There are a certain things that come along with a ginger stud of a Holbshusband like mine. Acid indigestion, allergies to most anything that grows under a yellow sun, and the tendency to caulk a tub at the very worst possible moment.
The Holbs has been engaged in a long-time battle with our bathtub caulk job. I'm not sure what it is about that bathtub that so irks my Holbslover in his soul, but time and time again I will come home sweaty from a run, or feel the need deep in my bones for a long, hot shower, only to find out that the tub area has been declared off-limits for another 48 hours. And I say, But Holbsy baby! but he shakes his head firmly. And I wonder aghast at what 1964 had against the idea of having two showers?
This is how he likes to do it. First he takes a scraper and scrapes every last bit of the previous, perfectly acceptable caulk-job off the tub. Ideally he will leave the caulk scrapings, little curls of rubbery confetti, all over the tub floor.
Then he meticulously dries every last droplet of moisture from the plastic tub. This involves sticking rolls and rolls of toilet paper in every leaky joint and deep down into the drain, and also leaving wet towels crumpled on the floor, and then smearing dirt everywhere? (Do I need to mention that he prefers to do this part this fully shoed?)
Finally he hops in the tub, caulks that sucker to within an inch of its life, and emerges declaring,
"This time, it will be perfect!"
Forty-eight hours later I get to shower.
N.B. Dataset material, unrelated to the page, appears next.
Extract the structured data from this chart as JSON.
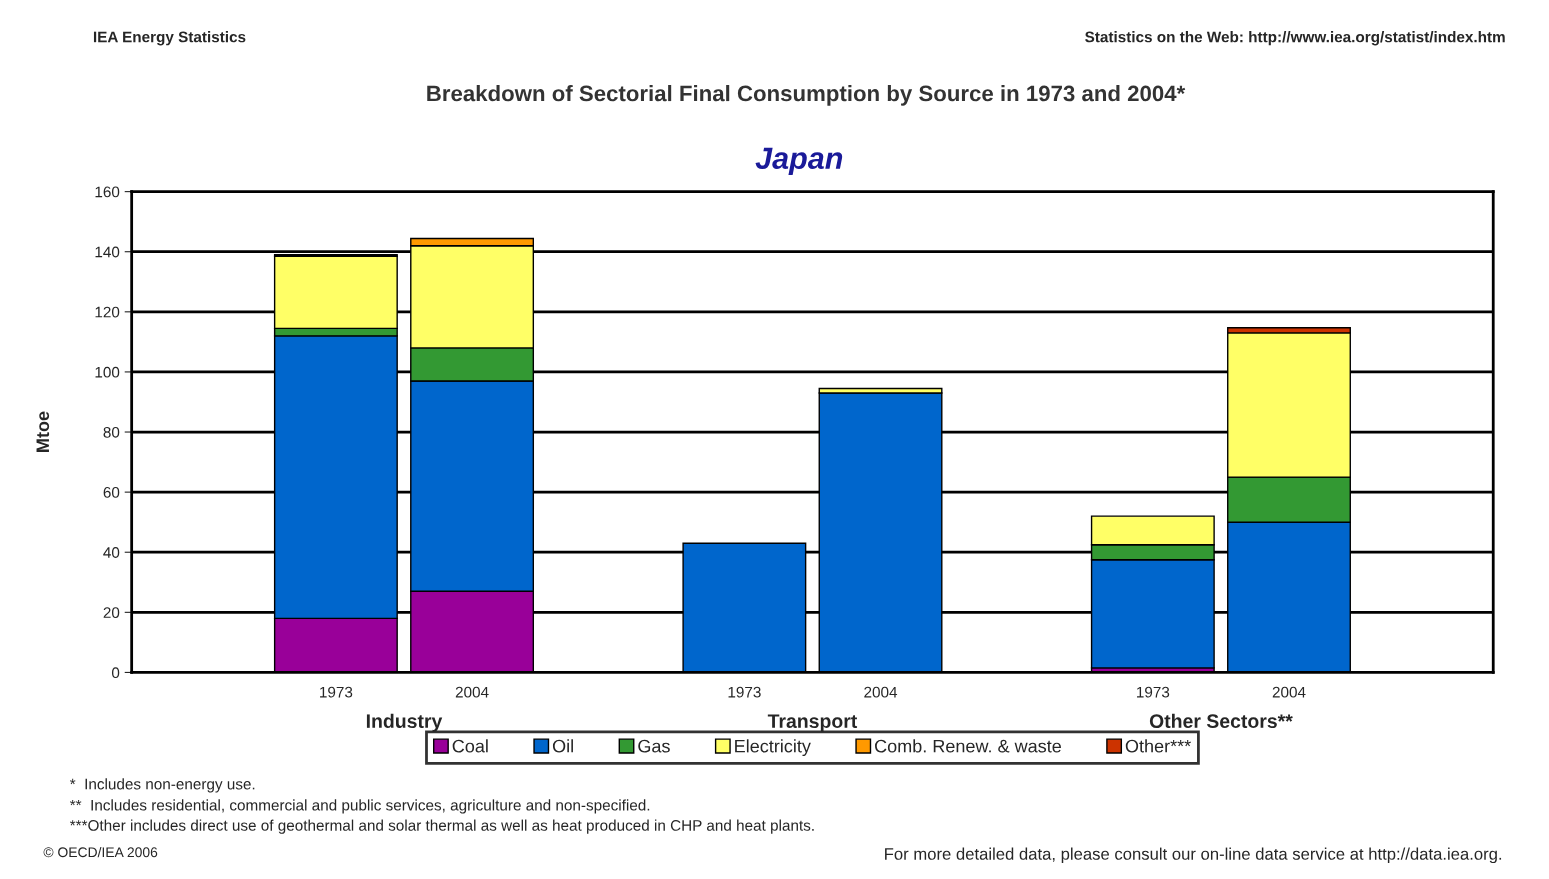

Until then, I get to read handmade Holbsigns every time I brush my teeth, signs saying things like, "Do Not Use Me Until Thursday!" and signed with a squiggly smiley face.
Inevitably, two weeks later, The Holbs is screwing up his face in the bathroom in his birthday suit, wondering if that seam is really as water-tight as it could be, and how much caulk is left in that caulk gun do you suppose?
Wisely, I choose blame it all on his B.S. in Accounting. Sometimes I say to him, Holbsy baby, why can't you be more like your wife? Honestly. I consider my lack of attention to detail to be one of my most appealing characteristics, I truly do.
Anyway, attention to detail gives you heartburn. Not that I'd know anything about that.